Der Tsunami im Dezember 2004 hat eine bis dahin noch nie gekannte Betroffenheit ausgelöst. Thailand und Sri Lanka sind Länder, die viele Deutsche aus dem Urlaub kennen. Die vielen Toten und die immensen Schäden gingen ihnen viel näher, als das früher zum Beispiel Berichte über Hunger im Sahel je taten. Viele wollten etwas tun, um zu helfen – und Städte und Gemeinden sind nun mal die staatliche Ebene, die den Bürgern am nächsten ist. Allerdings hatte der neue Schwung, den kommunale Initiativen sozusagen als positiven Seiteneffekt dieser Weltkatastrophe bekamen, eine Vorgeschichte, die bis 1992 zurückreicht.

Sie denken vermutlich an den Weltumweltgipfel in Rio de Janeiro und die lokalen Agenden 21.
Genau, damals wurde das Bewusstsein dafür geweckt, dass Wirtschaftsentwick­lung, soziale Sicherheit und Umweltschutz in Einklang gebracht werden müssen. Seither ist der Begriff der Nachhaltigkeit international fest etabliert, der besagt, dass künftige Generationen mindestens dieselben Ausgangsbedingungen vorfinden müssen wie die heute lebenden Menschen. Die Agenda 21 der Vereinten Nationen war wichtig, weil sie darauf angelegt ist, Nachhaltigkeit auf der lokalen Ebene Realität werden zu lassen. Viele Städte und Gemeinden haben lokale Agenden aufgestellt, was unter den Bürgern großes Echo fand – und damit ist auch das Interesse an Partnerschaften mit Kommunen in Afrika, Asien oder Lateinamerika gestiegen. Die Diskussionen über die Vor- und Nachteile der Globalisierung haben auch dazu ­beigetragen. Viele Menschen kennen ­heute das Motto „global denken, lokal handeln“.

Bringen denn solche Städtepartnerschaften entwicklungspolitische Resultate?
Ja, das tun sie, aber Sie dürfen das nicht mit der gewöhnlichen staatlichen Entwicklungszusammenarbeit verwechseln. Die kommunalen Partnerschaften leben oft vom persönlichen Engagement einzelner Personen, die mit ihrer Begeisterung andere mitreißen. Stellen Sie sich zum Beispiel Lauingen an der Donau vor. Ein umtriebiger Bürgermeister hat auf eigene Initiative Kontakte in Lagos, der Wirtschaftsmetropole Nigerias, gesucht. Im Rahmen einer Agenda-Partnerschaft der beiden Städte wurde die Bitte an Lauingen herangetragen, Lagos durch Transfer von Umwelttechnologie und Know-how in der Abfallentsorgung zu unterstützen. Ergebnis: Mitarbeiter der Stadtverwaltung Lagos konnten – übrigens mit Unterstützung von InWEnt – in Bayern ein entsprechendes Praktikum absolvieren.
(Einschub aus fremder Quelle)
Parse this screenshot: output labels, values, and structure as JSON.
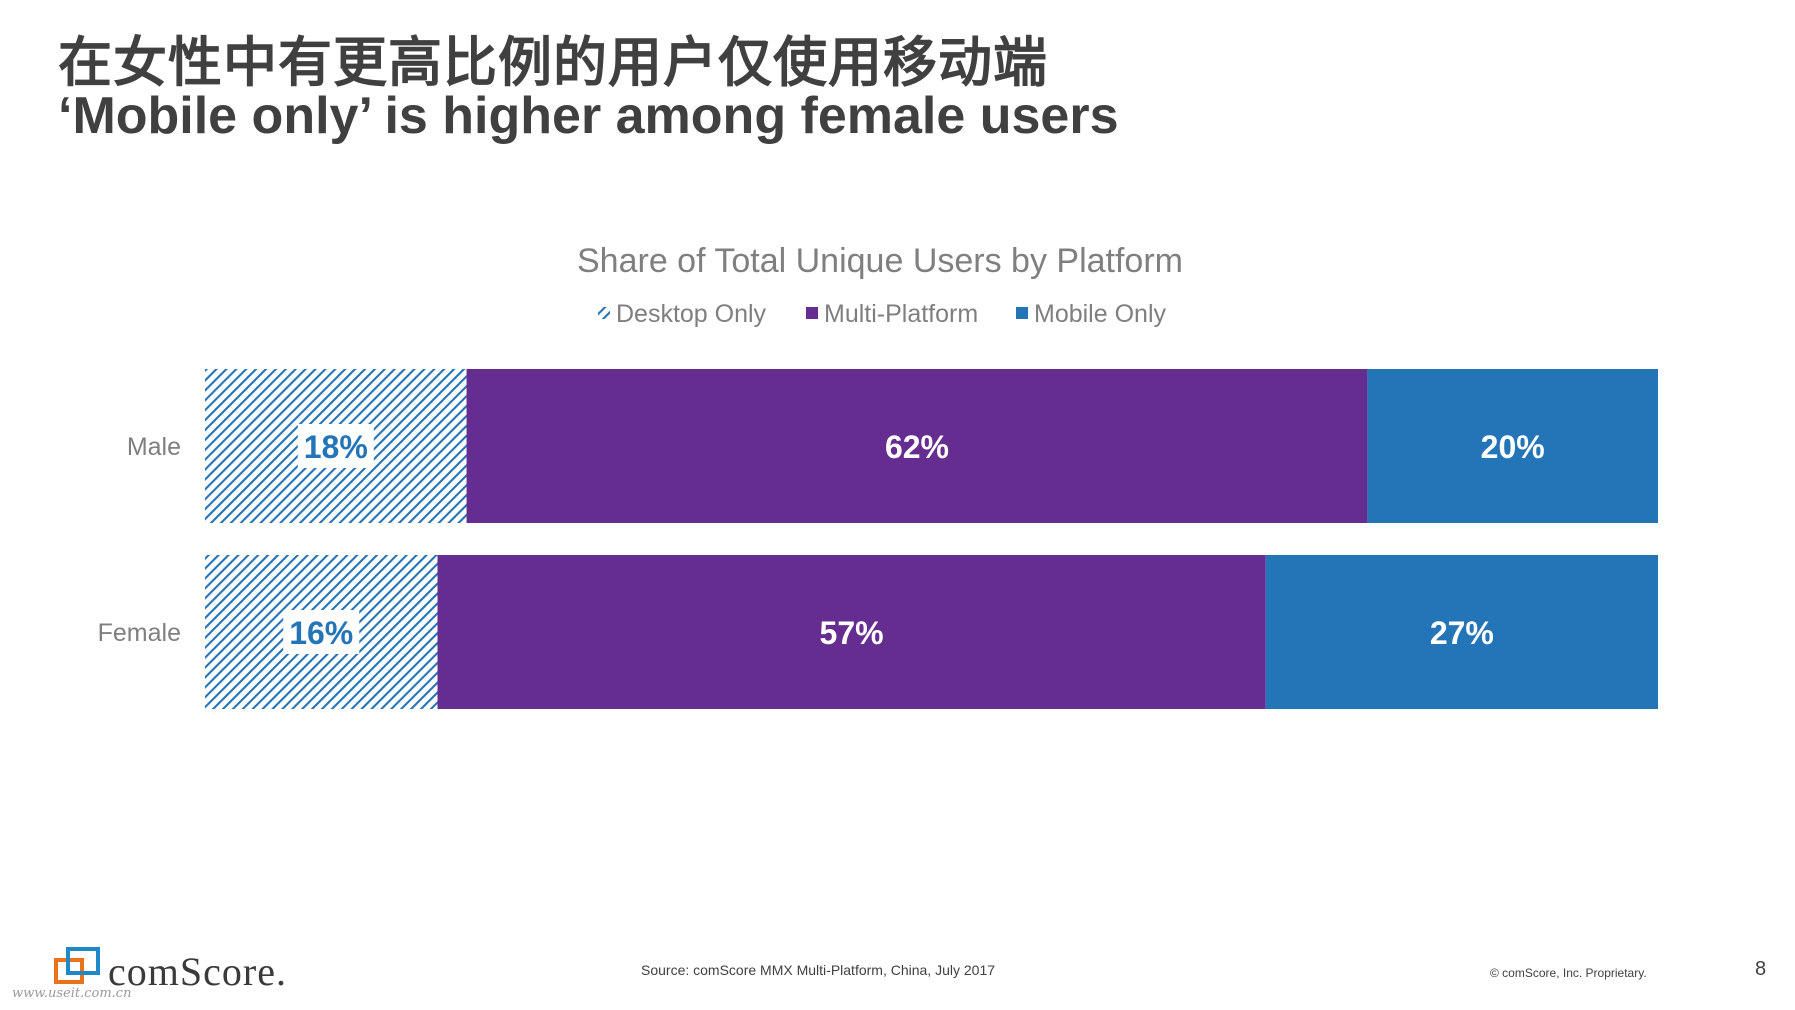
{
  "slide": {
    "title_cn": "在女性中有更高比例的用户仅使用移动端",
    "title_en": "‘Mobile only’ is higher among female users",
    "source": "Source: comScore MMX Multi-Platform, China, July 2017",
    "copyright": "© comScore, Inc. Proprietary.",
    "page_number": "8",
    "logo_text": "comScore.",
    "watermark": "www.useit.com.cn"
  },
  "chart_data": {
    "type": "bar",
    "orientation": "horizontal",
    "stacked": true,
    "title": "Share of Total Unique Users by Platform",
    "legend_position": "top",
    "categories": [
      "Male",
      "Female"
    ],
    "series": [
      {
        "name": "Desktop Only",
        "values": [
          18,
          16
        ],
        "labels": [
          "18%",
          "16%"
        ],
        "color": "#2474b8",
        "pattern": "diagonal-hatch"
      },
      {
        "name": "Multi-Platform",
        "values": [
          62,
          57
        ],
        "labels": [
          "62%",
          "57%"
        ],
        "color": "#662d91"
      },
      {
        "name": "Mobile Only",
        "values": [
          20,
          27
        ],
        "labels": [
          "20%",
          "27%"
        ],
        "color": "#2474b8"
      }
    ],
    "xlim": [
      0,
      100
    ],
    "grid": false
  }
}
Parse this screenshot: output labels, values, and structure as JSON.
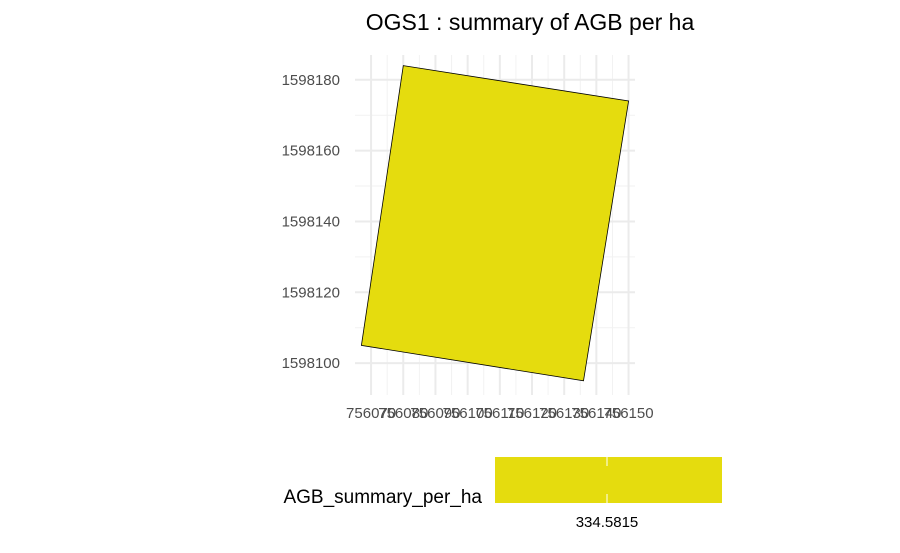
{
  "chart_data": {
    "type": "map",
    "title": "OGS1 : summary of AGB per ha",
    "xlim": [
      756065,
      756152
    ],
    "ylim": [
      1598091,
      1598187
    ],
    "x_ticks": [
      756070,
      756080,
      756090,
      756100,
      756110,
      756120,
      756130,
      756140,
      756150
    ],
    "x_tick_labels": [
      "756070",
      "756080",
      "756090",
      "756100",
      "756110",
      "756120",
      "756130",
      "756140",
      "756150"
    ],
    "y_ticks": [
      1598100,
      1598120,
      1598140,
      1598160,
      1598180
    ],
    "y_tick_labels": [
      "1598100",
      "1598120",
      "1598140",
      "1598160",
      "1598180"
    ],
    "polygon": {
      "value": 334.5815,
      "fill": "#e5dc0e",
      "stroke": "#000000",
      "vertices": [
        [
          756080,
          1598184
        ],
        [
          756150,
          1598174
        ],
        [
          756136,
          1598095
        ],
        [
          756067,
          1598105
        ]
      ]
    },
    "grid": true,
    "legend": {
      "title": "AGB_summary_per_ha",
      "placement": "bottom",
      "tick_value": 334.5815,
      "tick_label": "334.5815",
      "color": "#e5dc0e"
    }
  }
}
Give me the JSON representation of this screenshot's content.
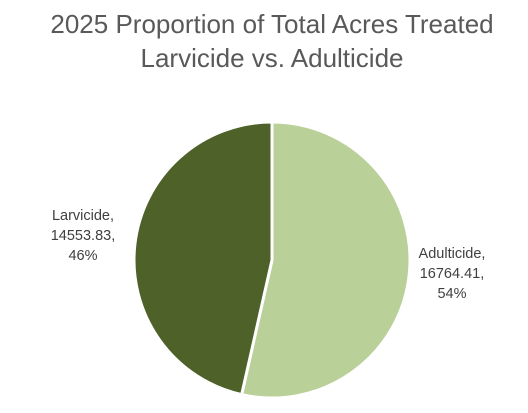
{
  "chart_data": {
    "type": "pie",
    "title": "2025 Proportion of Total Acres Treated",
    "subtitle": "Larvicide vs. Adulticide",
    "slices": [
      {
        "name": "Adulticide",
        "value": 16764.41,
        "value_label": "16764.41",
        "percent_label": "54%",
        "color": "#bad099"
      },
      {
        "name": "Larvicide",
        "value": 14553.83,
        "value_label": "14553.83",
        "percent_label": "46%",
        "color": "#4e6128"
      }
    ],
    "start": "top",
    "direction": "clockwise",
    "legend": "none",
    "border_color": "#ffffff"
  }
}
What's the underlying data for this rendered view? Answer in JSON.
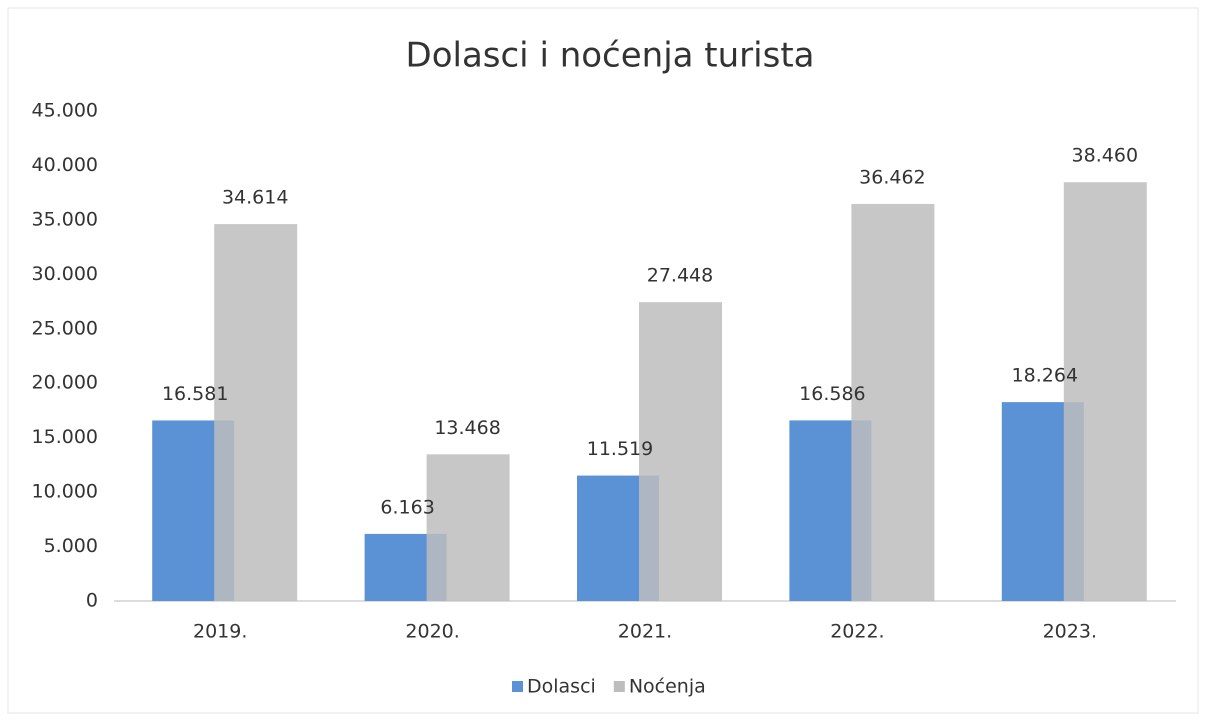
{
  "chart_data": {
    "type": "bar",
    "title": "Dolasci i noćenja turista",
    "categories": [
      "2019.",
      "2020.",
      "2021.",
      "2022.",
      "2023."
    ],
    "series": [
      {
        "name": "Dolasci",
        "color": "#5b92d6",
        "values": [
          16581,
          6163,
          11519,
          16586,
          18264
        ],
        "value_labels": [
          "16.581",
          "6.163",
          "11.519",
          "16.586",
          "18.264"
        ]
      },
      {
        "name": "Noćenja",
        "color": "#bdbdbd",
        "values": [
          34614,
          13468,
          27448,
          36462,
          38460
        ],
        "value_labels": [
          "34.614",
          "13.468",
          "27.448",
          "36.462",
          "38.460"
        ]
      }
    ],
    "ylim": [
      0,
      45000
    ],
    "yticks": [
      0,
      {
        "value": 5000,
        "label": "5.000"
      },
      {
        "value": 10000,
        "label": "10.000"
      },
      {
        "value": 15000,
        "label": "15.000"
      },
      {
        "value": 20000,
        "label": "20.000"
      },
      {
        "value": 25000,
        "label": "25.000"
      },
      {
        "value": 30000,
        "label": "30.000"
      },
      {
        "value": 35000,
        "label": "35.000"
      },
      {
        "value": 40000,
        "label": "40.000"
      },
      {
        "value": 45000,
        "label": "45.000"
      }
    ],
    "legend": "bottom"
  }
}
Sind die Ergebnisse messbar?
Unbedingt. Der Erfolg lässt sich mit einer Reihe von Indikatoren belegen. In Lagos wurde inzwischen eine Abteilung für Abfallbeseitigung und Recycling eingerichtet. Unter Mitwirkung dieser Fachleute veranstaltete die Stadt Anfang des Jahres eine internationale Klimaschutzkonferenz. Es wurden auch Wirtschaftskontakte angebahnt – etwa zu einem Abwasser-Unternehmen aus Bayern. Auch die Praktikanten selber stehen noch in persönlichem und fachlichem Kontakt mit Lauingen. Das, was hier erreicht wurde, ist inzwischen auf eine höhere Ebene zu einer Partnerschaft von Bayern mit dem Bundesland Lagos gehoben worden.

Vermutlich schmücken sich deutsche Kommunalpolitiker gern mit möglichst großen Partnern und interessieren sich eher für Megastädte wie Lagos, Dhaka oder Rio als für Kano, Chittagong oder Manaus. Dabei wachsen Letztere noch schneller, und die Lebenverhältnisse sind noch schwieriger.
Ja, es gibt diese Faszination der Megastadt. Außerdem müssen Sie auch sehen, dass die größten Metropolen auch logistische Vorteile wie internationale Flughäfen und internationale Hotels bieten. Wir sollten von denjenigen, die auf kommunaler Ebene in Deutschland Verantwortung tragen, nicht zu viel Entdeckergeist erwarten. Andererseits weist Ihre Frage aber auch darauf hin, dass nicht nur die Kommunen eine Rolle in der internationalen Zusammenarbeit spielen, sondern eben auch die Länder. Wenn ein deutsches Bundesland eine Partnerschaft mit einer Region auf einem anderen Kontinent eingeht, entstehen auch Kontakte, die über die größten Ballungsräume auch auf mittlere oder gar kleinere Kommunen hinausweisen.

Können Sie ein Beispiel nennen?
Sehr fruchtbar ist zum Beispiel die Partnerschaft, die Nordrhein-Westfalen mit Mpumalanga, einer Provinz Südafrikas, verbindet. In diesem Rahmen sind schnell auch kommunale Kontakte und Initiativen entstanden.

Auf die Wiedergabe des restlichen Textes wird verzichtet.